Sporting a scruffy white beard and salt-and-pepper wavy hair, Chris Dunn blends in well with those around a breakfast table at Timothy’s House of Hope, a meal site in Davenport for the hungry.
I’ll keep you in my prayers, Dunn told a man, who asked not to be identified as he fought back tears over a plate of biscuits and gravy. He’s struggling through a divorce and living out of the back of his truck, which needs a new timing chain. I love you like a brother, Dunn added as he patted the man on the back.
It’s obvious the 56-year-old Dunn, who’s rocking close-fitting jeans, a wool sweater and Under Armour shoes, isn’t there for the free spread; he’s there to listen.
As a homeless outreach worker for the Center, he spends part of most days checking in on his “friends” at various spots that serve those living in poverty, the Quad City Times reports.
In normal social situations, Dunn, who stands at 6 feet, 3 inches, thinks he may come across as awkward. But the married father of two, who has a home in Rock Island, Ill., said he feels most comfortable when he’s consoling those on the streets.
“These people are so honest once we’ve established trust, which sometimes comes right away and sometimes takes time,” he said.
It’s hard for Dunn to go unnoticed at a place like Timothy’s.
The same people he’s looking for usually approach him first.
Rick Powers, a Vietnam War veteran who used to be homeless, caught up with Dunn on his way into the building.
“He (Dunn) got me off the street corner about two years ago,” Powers said. “I was sleeping outside, and he helped get me clothes and an apartment.”
The New York native, who studied education at Boston University, couldn’t put a number on the amount of homeless people he knows on a first-name basis. However, he estimated he has assisted “hundreds” of people over his 15 years in the Quad Cities.
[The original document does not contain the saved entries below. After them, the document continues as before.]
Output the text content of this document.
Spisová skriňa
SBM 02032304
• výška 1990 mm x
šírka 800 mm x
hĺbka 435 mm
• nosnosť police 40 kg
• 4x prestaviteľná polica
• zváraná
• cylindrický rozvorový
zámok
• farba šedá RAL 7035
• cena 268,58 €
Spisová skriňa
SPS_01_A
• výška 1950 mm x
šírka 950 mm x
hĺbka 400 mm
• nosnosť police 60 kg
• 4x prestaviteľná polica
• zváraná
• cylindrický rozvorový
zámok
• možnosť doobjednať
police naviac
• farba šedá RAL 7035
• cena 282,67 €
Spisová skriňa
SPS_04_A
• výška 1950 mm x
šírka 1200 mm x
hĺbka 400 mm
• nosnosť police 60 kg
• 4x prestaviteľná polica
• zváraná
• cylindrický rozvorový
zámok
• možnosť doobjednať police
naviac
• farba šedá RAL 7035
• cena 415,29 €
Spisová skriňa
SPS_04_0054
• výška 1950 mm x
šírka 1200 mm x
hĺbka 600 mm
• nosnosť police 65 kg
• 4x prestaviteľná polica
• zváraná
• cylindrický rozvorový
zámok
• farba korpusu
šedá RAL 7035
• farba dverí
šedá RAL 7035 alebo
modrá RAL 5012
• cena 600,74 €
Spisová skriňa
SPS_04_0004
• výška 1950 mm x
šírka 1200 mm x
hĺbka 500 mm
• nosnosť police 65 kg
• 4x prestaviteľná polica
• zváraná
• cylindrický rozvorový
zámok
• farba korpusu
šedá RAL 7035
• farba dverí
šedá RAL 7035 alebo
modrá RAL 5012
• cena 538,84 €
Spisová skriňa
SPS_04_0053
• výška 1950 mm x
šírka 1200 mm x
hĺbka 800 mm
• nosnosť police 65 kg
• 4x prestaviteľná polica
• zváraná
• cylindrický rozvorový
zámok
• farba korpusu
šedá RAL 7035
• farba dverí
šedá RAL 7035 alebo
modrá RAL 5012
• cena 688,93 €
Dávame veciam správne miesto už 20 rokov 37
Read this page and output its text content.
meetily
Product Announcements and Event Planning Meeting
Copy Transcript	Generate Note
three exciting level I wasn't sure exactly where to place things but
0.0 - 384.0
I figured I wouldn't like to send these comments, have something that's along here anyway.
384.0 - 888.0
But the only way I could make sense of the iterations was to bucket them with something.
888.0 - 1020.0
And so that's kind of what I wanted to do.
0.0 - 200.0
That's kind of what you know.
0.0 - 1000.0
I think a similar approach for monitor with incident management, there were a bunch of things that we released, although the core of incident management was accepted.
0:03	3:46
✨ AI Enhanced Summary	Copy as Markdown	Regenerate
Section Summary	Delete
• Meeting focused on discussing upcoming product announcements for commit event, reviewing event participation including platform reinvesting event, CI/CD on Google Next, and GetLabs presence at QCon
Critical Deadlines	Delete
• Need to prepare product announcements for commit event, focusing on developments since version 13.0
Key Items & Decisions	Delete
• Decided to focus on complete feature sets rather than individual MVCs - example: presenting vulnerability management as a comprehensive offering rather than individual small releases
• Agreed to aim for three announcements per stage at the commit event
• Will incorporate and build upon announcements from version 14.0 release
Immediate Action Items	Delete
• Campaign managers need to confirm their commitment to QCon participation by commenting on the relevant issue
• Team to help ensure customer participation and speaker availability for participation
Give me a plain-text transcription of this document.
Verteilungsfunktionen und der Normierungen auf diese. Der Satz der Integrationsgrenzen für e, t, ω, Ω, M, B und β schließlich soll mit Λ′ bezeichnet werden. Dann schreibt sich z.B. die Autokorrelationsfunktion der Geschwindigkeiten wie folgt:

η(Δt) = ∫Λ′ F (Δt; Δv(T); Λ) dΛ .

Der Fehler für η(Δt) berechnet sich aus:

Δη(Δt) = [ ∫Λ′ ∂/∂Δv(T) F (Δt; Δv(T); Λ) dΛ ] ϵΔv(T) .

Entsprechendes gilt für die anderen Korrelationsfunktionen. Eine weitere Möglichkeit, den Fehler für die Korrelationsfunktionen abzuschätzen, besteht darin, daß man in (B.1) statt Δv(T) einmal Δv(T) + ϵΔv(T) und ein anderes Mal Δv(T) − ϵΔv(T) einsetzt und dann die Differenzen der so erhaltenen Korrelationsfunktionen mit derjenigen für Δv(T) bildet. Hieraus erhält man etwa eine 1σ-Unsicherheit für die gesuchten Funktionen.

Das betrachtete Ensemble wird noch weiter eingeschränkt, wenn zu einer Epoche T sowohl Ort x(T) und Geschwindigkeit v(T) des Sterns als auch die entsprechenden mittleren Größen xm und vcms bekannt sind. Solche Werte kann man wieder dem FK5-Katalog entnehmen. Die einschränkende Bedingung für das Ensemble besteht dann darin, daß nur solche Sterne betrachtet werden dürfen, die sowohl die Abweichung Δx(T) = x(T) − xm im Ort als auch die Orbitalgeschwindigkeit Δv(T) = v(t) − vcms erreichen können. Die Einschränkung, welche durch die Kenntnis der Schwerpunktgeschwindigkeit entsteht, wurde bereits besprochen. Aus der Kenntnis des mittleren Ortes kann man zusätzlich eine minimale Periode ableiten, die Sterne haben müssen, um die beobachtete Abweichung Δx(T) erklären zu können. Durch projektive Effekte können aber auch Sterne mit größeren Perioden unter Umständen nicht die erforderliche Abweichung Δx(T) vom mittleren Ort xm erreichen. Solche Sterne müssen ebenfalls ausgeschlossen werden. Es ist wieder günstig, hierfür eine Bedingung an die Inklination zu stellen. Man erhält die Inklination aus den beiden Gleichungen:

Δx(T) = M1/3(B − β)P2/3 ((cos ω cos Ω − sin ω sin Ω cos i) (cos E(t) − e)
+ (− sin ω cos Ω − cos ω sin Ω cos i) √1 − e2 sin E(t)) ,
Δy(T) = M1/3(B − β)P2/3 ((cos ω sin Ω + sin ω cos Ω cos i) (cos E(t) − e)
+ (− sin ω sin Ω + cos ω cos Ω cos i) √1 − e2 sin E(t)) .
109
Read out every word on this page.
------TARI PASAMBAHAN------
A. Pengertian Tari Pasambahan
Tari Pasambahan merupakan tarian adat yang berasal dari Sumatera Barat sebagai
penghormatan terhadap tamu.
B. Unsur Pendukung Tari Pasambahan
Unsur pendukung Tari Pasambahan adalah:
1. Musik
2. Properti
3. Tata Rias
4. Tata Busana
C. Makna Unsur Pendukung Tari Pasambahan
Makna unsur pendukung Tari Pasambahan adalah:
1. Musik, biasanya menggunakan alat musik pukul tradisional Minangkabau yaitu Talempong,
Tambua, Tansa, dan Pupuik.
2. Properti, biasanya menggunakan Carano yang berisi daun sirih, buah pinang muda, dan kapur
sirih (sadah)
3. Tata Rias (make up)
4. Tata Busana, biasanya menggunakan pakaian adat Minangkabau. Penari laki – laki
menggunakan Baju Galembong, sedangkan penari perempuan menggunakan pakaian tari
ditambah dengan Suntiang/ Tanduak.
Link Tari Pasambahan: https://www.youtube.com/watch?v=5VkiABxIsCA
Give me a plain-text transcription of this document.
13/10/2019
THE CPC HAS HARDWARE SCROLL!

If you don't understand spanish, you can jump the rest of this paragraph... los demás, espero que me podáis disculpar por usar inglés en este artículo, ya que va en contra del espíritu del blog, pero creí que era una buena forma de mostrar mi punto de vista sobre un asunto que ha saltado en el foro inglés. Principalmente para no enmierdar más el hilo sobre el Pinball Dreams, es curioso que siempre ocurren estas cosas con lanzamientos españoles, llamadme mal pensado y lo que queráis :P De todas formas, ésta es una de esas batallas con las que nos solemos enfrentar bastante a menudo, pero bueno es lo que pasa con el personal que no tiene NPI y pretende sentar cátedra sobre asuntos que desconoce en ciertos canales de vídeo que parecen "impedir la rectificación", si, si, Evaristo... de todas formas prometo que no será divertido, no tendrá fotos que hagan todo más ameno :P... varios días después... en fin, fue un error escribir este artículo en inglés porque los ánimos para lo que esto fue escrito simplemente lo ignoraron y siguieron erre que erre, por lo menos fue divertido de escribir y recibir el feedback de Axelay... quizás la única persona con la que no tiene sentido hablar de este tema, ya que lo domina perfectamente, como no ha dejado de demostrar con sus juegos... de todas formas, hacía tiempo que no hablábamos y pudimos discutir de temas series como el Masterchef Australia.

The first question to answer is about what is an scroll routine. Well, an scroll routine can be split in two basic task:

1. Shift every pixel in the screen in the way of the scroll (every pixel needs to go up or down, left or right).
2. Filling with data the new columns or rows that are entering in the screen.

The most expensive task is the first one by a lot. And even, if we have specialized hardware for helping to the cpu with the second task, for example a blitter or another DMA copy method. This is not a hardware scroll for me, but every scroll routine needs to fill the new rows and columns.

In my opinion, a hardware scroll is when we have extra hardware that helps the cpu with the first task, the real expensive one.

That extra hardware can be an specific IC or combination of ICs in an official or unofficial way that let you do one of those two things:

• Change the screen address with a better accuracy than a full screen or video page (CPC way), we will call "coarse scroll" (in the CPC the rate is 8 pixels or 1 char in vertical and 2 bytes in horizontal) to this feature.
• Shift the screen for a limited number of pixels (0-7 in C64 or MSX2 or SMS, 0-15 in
Following his visit at the table, Dunn pedaled his bicycle he rides to work most days, one block south to the Laundromat. A few people outside greeted him with hugs and handshakes as he arrived.
From 9 to 11 a.m. on Wednesdays twice a month, Dunn and other volunteer do-gooders host laundry ministry there, where people can clean their clothes for free during the two-hour time frame.
Margot Hary, whom Dunn referred to as the “laundry angel,” praised the man for his work in the community.
Chris Dunn, left ,looks around for homeless veterans at Timothy’s House of Hope in Davenport on Thursday, Nov. 10, 2016. (Photo: Kevin E. Schmidt/Quad City TImes)
“He carries Jesus with him,” Hary said. “It’s not just because he looks like him (Jesus); he acts like him, too.”
The modest Dunn, who still carries around a flip phone, said the majority of people he sees are chronically homeless who suffer from alcohol and/or drug-related addictions and mental health issues.
He strives to form bonds with as many of them as he can.
Some of these people come from so many broken relationships and broken promises, he said. I just try to be consistent and do what I say I’m going to do.
In downtown Davenport, the homeless population frequents multiple locations for food and shelter at various times of the day, including the Café on Vine, Humility of Mary Shelter, King’s Harvest Ministries, Salvation Army and St. Anthony’s Catholic Church.
Dunn, who formerly worked at King’s Harvest, touted Humility of Mary’s resources.
The shelter houses about 75 people, director of services Christine Adamson said.
Residents there can stay up to 90 days at a time between January and December.
It’s a revolving door for some people, said Adamson, who is in need of adult winter coats.
The Center, where Dunn works, also is open to anyone during the day, but he thinks the steep Brady Street hill deters many from going there.
Unfortunately, the hill is a barrier, he said. A lot of people cannot walk that far.
So he also routinely stops by the downtown Davenport Public Library and the downtown Davenport transit station, other hot spots for homeless people during the day.
As he walked through the doors of the Main Street Library on Thursday, Dunn scanned the crowd of patrons until he spotted a familiar face, Becky Peters.
Although she’s legally blind, Peters knows her way around down there.
The former homeless woman, with the help of her white cane, spent the morning researching potential future business endeavors.
One of my goals is to open my own food truck, said Peters, who recognized Dunn by the sound of his voice and referenced his good listening skills. I’m tired of working for others.
Library director Amy Groskopf said anyone can access services at any of the city’s three branches, but they don’t offer any specific resources to homeless people.
If people are homeless and use us as a safe haven during the day, we don’t have a problem with that, she said. As long as people are using the library as a library, then they’re welcome in our facilities.
Dunn said many people go there for shelter from extreme weather and free access to the internet and reading materials. The downtown branch has 20 computers, and guests can use a maximum of two hours of Wi-Fi per day there.
Dunn, who also paints houses and plays live music, planned to head home from the library before performing at continuing care retirement community Friendship Manor in the afternoon.
He credited his wife, a math tutor, for her support. Without it, he said, it would be a heck of a lot harder to do what I do.
For now, he’s content with his daily duties.
It just seems like it’s a good fit for my personality, he said. This is where God wants me to be as far as I can tell.